A legislative committee is recommending more than 80 measures to help West Virginia’s depressed coalfield communities, but has so far reduced only one of those to a draft bill.
The report’s recommendations include giving West Virginia communities grants for infrastructure development; providing high-speed internet for all West Virginians; encouraging the redevelopment of former coal mines for uses like affordable housing, agriculture or even renewable energy; helping demolish or redevelop abandoned properties;, offering tax incentives to small tourism businesses; expanding educational opportunities; and increasing support for people in recovery from addiction.
But so far, only one proposal from this report has been drafted into a bill that lawmakers can consider. The draft bill, which would create a statewide commission to help city and county governments access federal grants, has yet to be introduced.
The report was built largely from the input of more than 200 West Virginians who attended five public hearings throughout the state, hosted by a group of lawmakers elected to represent coal communities. On Monday, those lawmakers formed a select committee on Coalfield Communities, essentially elevating the effort and giving it more teeth. They’re able to favorably recommend the passage of certain bills dealing with coalfield communities, just like any other committee.
Delegate Ed Evans, the committee’s minority chairman, said there are more bills to come but he’s not sure when. It was unclear Wednesday when the committee plans to meet again.
“These bills will reflect the things that were reported to us by the people during the listening tours,” said Evans, D-McDowell.
The committee has just three weeks left to produce concrete legislation from this report, if they want to see any bills passed this year.
Delegate Mark Dean, R-Mingo, chairs the 15-member committee. Dean did not respond to a request for comment Tuesday.
Meanwhile, some of the report’s recommendations, like “increase resources provided to coal communities to address dilapidated buildings” and “provide grants … to address infrastructure issues,” are already theoretically addressed by laws on the books. That includes a statewide fund for the demolition of abandoned properties, which was established last year without any funding. West Virginia also already has a “Future Fund” that city and county government officials can apply to, for economic development related projects. The Legislature agreed upon this fund in 2014, but it was organized in a way that makes it difficult to give the fund money.
Recommendations in the report also hearken back to bills that lawmakers have introduced, but never passed.
While in the report, lawmakers recommend creating more modern economic opportunities in the coalfields, a bill to encourage more solar energy jobs at former mining sites died in committee in 2019. Another recommendation, asking electric utilities to use the most energy-efficient options possible, is reminiscent of Senate Bill 600 in 2018. This bill would have given power companies incentives to offer energy-efficient options, and state senators shot it down that year.

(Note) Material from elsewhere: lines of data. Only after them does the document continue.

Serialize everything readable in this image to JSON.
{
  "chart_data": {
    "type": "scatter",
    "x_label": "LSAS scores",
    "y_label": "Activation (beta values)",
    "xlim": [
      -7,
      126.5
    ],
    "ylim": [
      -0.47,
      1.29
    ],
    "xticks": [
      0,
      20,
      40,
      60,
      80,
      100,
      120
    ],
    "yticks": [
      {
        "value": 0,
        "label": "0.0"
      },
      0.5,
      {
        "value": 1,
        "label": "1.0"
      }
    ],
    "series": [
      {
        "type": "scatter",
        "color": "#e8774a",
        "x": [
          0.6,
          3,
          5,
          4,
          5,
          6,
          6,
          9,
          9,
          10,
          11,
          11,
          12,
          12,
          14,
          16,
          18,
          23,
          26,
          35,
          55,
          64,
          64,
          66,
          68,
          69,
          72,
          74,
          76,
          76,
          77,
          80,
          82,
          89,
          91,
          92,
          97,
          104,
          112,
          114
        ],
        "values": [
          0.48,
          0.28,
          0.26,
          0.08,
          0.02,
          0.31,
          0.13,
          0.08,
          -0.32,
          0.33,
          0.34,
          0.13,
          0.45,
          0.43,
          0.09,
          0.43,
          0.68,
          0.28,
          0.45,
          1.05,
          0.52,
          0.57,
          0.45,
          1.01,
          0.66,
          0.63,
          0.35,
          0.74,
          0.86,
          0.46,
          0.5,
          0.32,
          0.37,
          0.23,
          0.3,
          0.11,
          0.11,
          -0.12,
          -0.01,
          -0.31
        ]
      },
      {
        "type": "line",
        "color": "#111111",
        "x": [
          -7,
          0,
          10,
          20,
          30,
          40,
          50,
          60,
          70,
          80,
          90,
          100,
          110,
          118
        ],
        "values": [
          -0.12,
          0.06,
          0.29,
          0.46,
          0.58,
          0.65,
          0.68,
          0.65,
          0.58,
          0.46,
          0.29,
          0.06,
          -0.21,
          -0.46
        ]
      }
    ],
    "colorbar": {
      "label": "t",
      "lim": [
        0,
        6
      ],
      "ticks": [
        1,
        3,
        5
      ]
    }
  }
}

The report’s recommendations aren’t just similar to missed legislative opportunities — it also reincarnates ideas that haven’t come to fruition in the past. Take the redevelopment of old mining sites, and the use of the West Virginia National Guard in former mining areas, both ideas that have come and gone from previous governor’s offices.
State officials have spent years touting the Hobet surface mining site not only as a successful mine, but as a poster child for reclamation. But today, most initiatives announced for Hobet, including a National Guard training site, are not there. During the committee’s first meeting in Logan County, attendees asked for updates and help with the redevelopment plans around the former Hobet site.
In Monongalia County, where the lawmakers met in the Scotts Run area outside Morgantown, residents had a list of infrastructure-related requests for their delegates.